03 décembre 2008

Jean Rousselot 1969

Jean Rousselot

La publication du premier tome des oeuvres d'Yvan Goll va remettre en lumière ce poète original et fécond dont le nom, dès 1912, se trouve associé à toutes les aventures de la poésie, de la littérature et de l'art nouveaux. Né à Saint-Dié en 1891, donc pendant l'annexion de l'Alsace Lorraine, et formé simultanément en français et en allemand, Goll sera toute sa vie divisé par cette double appartenance culturelle et il s'efforcera très honnêtement de l'assumer. C'est en allemand qu'il commence de s'exprimer en vers, mais c'est pour entonner un hymne à la fraternité des races, Le Canal de Panama, qu'on eut aimé trouver dans ce volume. En 1913, il participe, à Berlin, au mouvement expressionniste. La guerre venue, il passe en Suisse, y devient l'ami de Romain Rolland, de Pierre Jean Jouve, de Stéphan Zweig et publie, en français, ses Elégies internationales, sorte de réquisitoire lyrique contre la guerre.

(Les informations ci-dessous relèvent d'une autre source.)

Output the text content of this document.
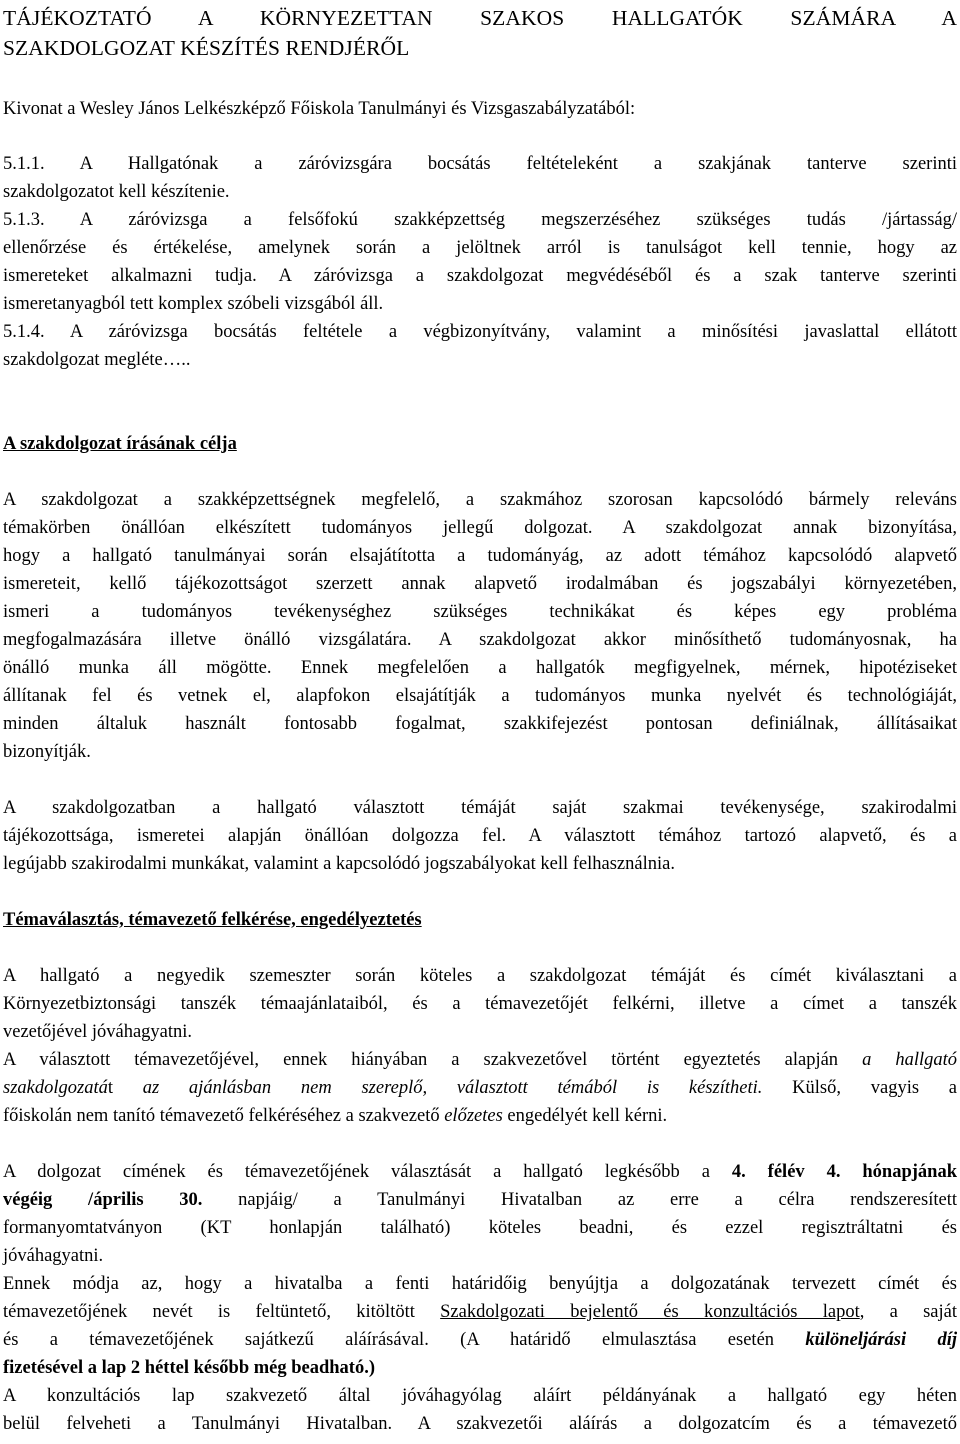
TÁJÉKOZTATÓ A KÖRNYEZETTAN SZAKOS HALLGATÓK SZÁMÁRA A
SZAKDOLGOZAT KÉSZÍTÉS RENDJÉRŐL
Kivonat a Wesley János Lelkészképző Főiskola Tanulmányi és Vizsgaszabályzatából:
5.1.1. A Hallgatónak a záróvizsgára bocsátás feltételeként a szakjának tanterve szerinti
szakdolgozatot kell készítenie.
5.1.3. A záróvizsga a felsőfokú szakképzettség megszerzéséhez szükséges tudás /jártasság/
ellenőrzése és értékelése, amelynek során a jelöltnek arról is tanulságot kell tennie, hogy az
ismereteket alkalmazni tudja. A záróvizsga a szakdolgozat megvédéséből és a szak tanterve szerinti
ismeretanyagból tett komplex szóbeli vizsgából áll.
5.1.4. A záróvizsga bocsátás feltétele a végbizonyítvány, valamint a minősítési javaslattal ellátott
szakdolgozat megléte…..
A szakdolgozat írásának célja
A szakdolgozat a szakképzettségnek megfelelő, a szakmához szorosan kapcsolódó bármely releváns
témakörben önállóan elkészített tudományos jellegű dolgozat. A szakdolgozat annak bizonyítása,
hogy a hallgató tanulmányai során elsajátította a tudományág, az adott témához kapcsolódó alapvető
ismereteit, kellő tájékozottságot szerzett annak alapvető irodalmában és jogszabályi környezetében,
ismeri a tudományos tevékenységhez szükséges technikákat és képes egy probléma
megfogalmazására illetve önálló vizsgálatára. A szakdolgozat akkor minősíthető tudományosnak, ha
önálló munka áll mögötte. Ennek megfelelően a hallgatók megfigyelnek, mérnek, hipotéziseket
állítanak fel és vetnek el, alapfokon elsajátítják a tudományos munka nyelvét és technológiáját,
minden általuk használt fontosabb fogalmat, szakkifejezést pontosan definiálnak, állításaikat
bizonyítják.
A szakdolgozatban a hallgató választott témáját saját szakmai tevékenysége, szakirodalmi
tájékozottsága, ismeretei alapján önállóan dolgozza fel. A választott témához tartozó alapvető, és a
legújabb szakirodalmi munkákat, valamint a kapcsolódó jogszabályokat kell felhasználnia.
Témaválasztás, témavezető felkérése, engedélyeztetés
A hallgató a negyedik szemeszter során köteles a szakdolgozat témáját és címét kiválasztani a
Környezetbiztonsági tanszék témaajánlataiból, és a témavezetőjét felkérni, illetve a címet a tanszék
vezetőjével jóváhagyatni.
A választott témavezetőjével, ennek hiányában a szakvezetővel történt egyeztetés alapján a hallgató
szakdolgozatát az ajánlásban nem szereplő, választott témából is készítheti. Külső, vagyis a
főiskolán nem tanító témavezető felkéréséhez a szakvezető előzetes engedélyét kell kérni.
A dolgozat címének és témavezetőjének választását a hallgató legkésőbb a 4. félév 4. hónapjának
végéig /április 30. napjáig/ a Tanulmányi Hivatalban az erre a célra rendszeresített
formanyomtatványon (KT honlapján található) köteles beadni, és ezzel regisztráltatni és
jóváhagyatni.
Ennek módja az, hogy a hivatalba a fenti határidőig benyújtja a dolgozatának tervezett címét és
témavezetőjének nevét is feltüntető, kitöltött Szakdolgozati bejelentő és konzultációs lapot, a saját
és a témavezetőjének sajátkezű aláírásával. (A határidő elmulasztása esetén különeljárási díj
fizetésével a lap 2 héttel később még beadható.)
A konzultációs lap szakvezető által jóváhagyólag aláírt példányának a hallgató egy héten
belül felveheti a Tanulmányi Hivatalban. A szakvezetői aláírás a dolgozatcím és a témavezető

Tour à tour futuriste, dadaïste, surréaliste, mais toujours à quelques encablures des chartes officielles, il va jusqu'à sa mort, en 1950, accumuler les livres de poèmes, les oeuvres scéniques, les romans, les traductions -- en français et en allemand -- de la plupart des poésie du monde, fonder des revues, toujours d'avant-garde, et mener des croisades, toujours pacifistes (il avait, dès 1917, dans son Requiem pour les morts de l'Europe, employé le premier, l'expression « citoyen du monde »), jamais à court d'invention, de lyrisme et de charité.   C'est aux Etats-Unis, où il se réfugie dès 1939, qu'il achèvera ce qui est sans doute son chef-d'oeuvre, le poème en quatre mille vers de Jean sans Terre.

Nous n'en sommes pas là puisque ce tome premier ne rassemble que les oeuvres composées entre 1915 et 1927, tant en allemand qu'en français.

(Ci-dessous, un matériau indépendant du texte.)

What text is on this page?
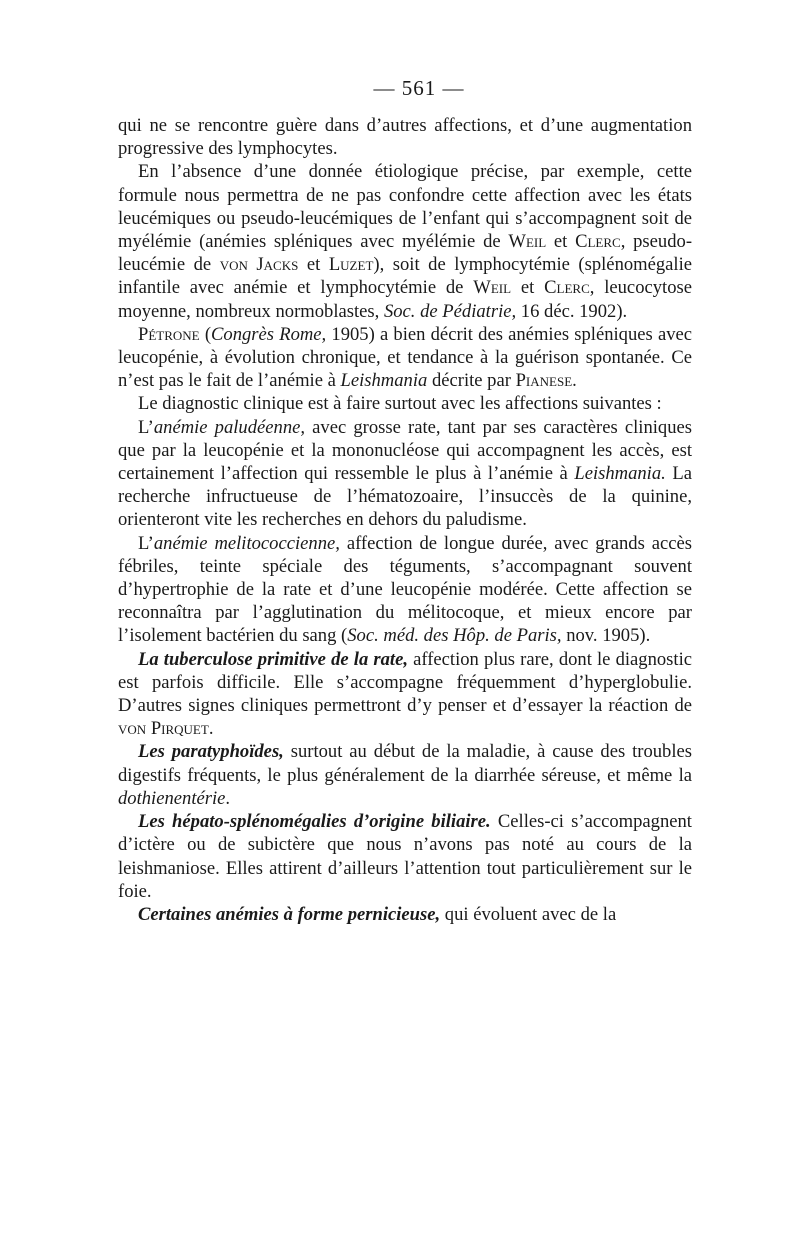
— 561 —

qui ne se rencontre guère dans d’autres affections, et d’une augmentation progressive des lymphocytes.

En l’absence d’une donnée étiologique précise, par exemple, cette formule nous permettra de ne pas confondre cette affection avec les états leucémiques ou pseudo-leucémiques de l’enfant qui s’accompagnent soit de myélémie (anémies spléniques avec myélémie de Weil et Clerc, pseudo-leucémie de von Jacks et Luzet), soit de lymphocytémie (splénomégalie infantile avec anémie et lymphocytémie de Weil et Clerc, leucocytose moyenne, nombreux normoblastes, Soc. de Pédiatrie, 16 déc. 1902).

Pétrone (Congrès Rome, 1905) a bien décrit des anémies spléniques avec leucopénie, à évolution chronique, et tendance à la guérison spontanée. Ce n’est pas le fait de l’anémie à Leishmania décrite par Pianese.

Le diagnostic clinique est à faire surtout avec les affections suivantes :

L’anémie paludéenne, avec grosse rate, tant par ses caractères cliniques que par la leucopénie et la mononucléose qui accompagnent les accès, est certainement l’affection qui ressemble le plus à l’anémie à Leishmania. La recherche infructueuse de l’hématozoaire, l’insuccès de la quinine, orienteront vite les recherches en dehors du paludisme.

L’anémie melitococcienne, affection de longue durée, avec grands accès fébriles, teinte spéciale des téguments, s’accompagnant souvent d’hypertrophie de la rate et d’une leucopénie modérée. Cette affection se reconnaîtra par l’agglutination du mélitocoque, et mieux encore par l’isolement bactérien du sang (Soc. méd. des Hôp. de Paris, nov. 1905).

La tuberculose primitive de la rate, affection plus rare, dont le diagnostic est parfois difficile. Elle s’accompagne fréquemment d’hyperglobulie. D’autres signes cliniques permettront d’y penser et d’essayer la réaction de von Pirquet.

Les paratyphoïdes, surtout au début de la maladie, à cause des troubles digestifs fréquents, le plus généralement de la diarrhée séreuse, et même la dothienentérie.

Les hépato-splénomégalies d’origine biliaire. Celles-ci s’accompagnent d’ictère ou de subictère que nous n’avons pas noté au cours de la leishmaniose. Elles attirent d’ailleurs l’attention tout particulièrement sur le foie.

Certaines anémies à forme pernicieuse, qui évoluent avec de la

Entre autres Le Nouvel Orphée :

Tu ne connais pas Orphée ?

il tourne l'orgue du ciel

il tourne la roue des planètes

il tourne la montre surtout coeur

On trouvera enfin dans ce volume les Poèmes d'amour écrits en collaboration, ou plutôt en duo avec Claire Goll et qui sont l'un des sommets de notre poésie amoureuse. La Chaplinade et Lucifer vieillissant où, comme dans tout ce qui est sorti de la plume de Goll, se manifestent le même goût du merveilleux moderne et la même alacrité langagière que chez Apollinaire, Cendrars, Albert Birot, Delteil. Avec, en plus, un attachement profond à la réalité quotidienne et une sorte de spontanéité franciscaine : « rossignol, tu me convertis en chantant la messe du matin » -- et à laquelle ce poète qui se voulut peut-être trop systématiquement de son temps, doit d'être devenu un grand poète de toujours.

Jean Rousselot

Les Nouvelles Littéraires 47 ème année, n° 2193 – 2 octobre 1969 : p.4, sur le premier tome des "Oeuvres" d'Ivan Goll.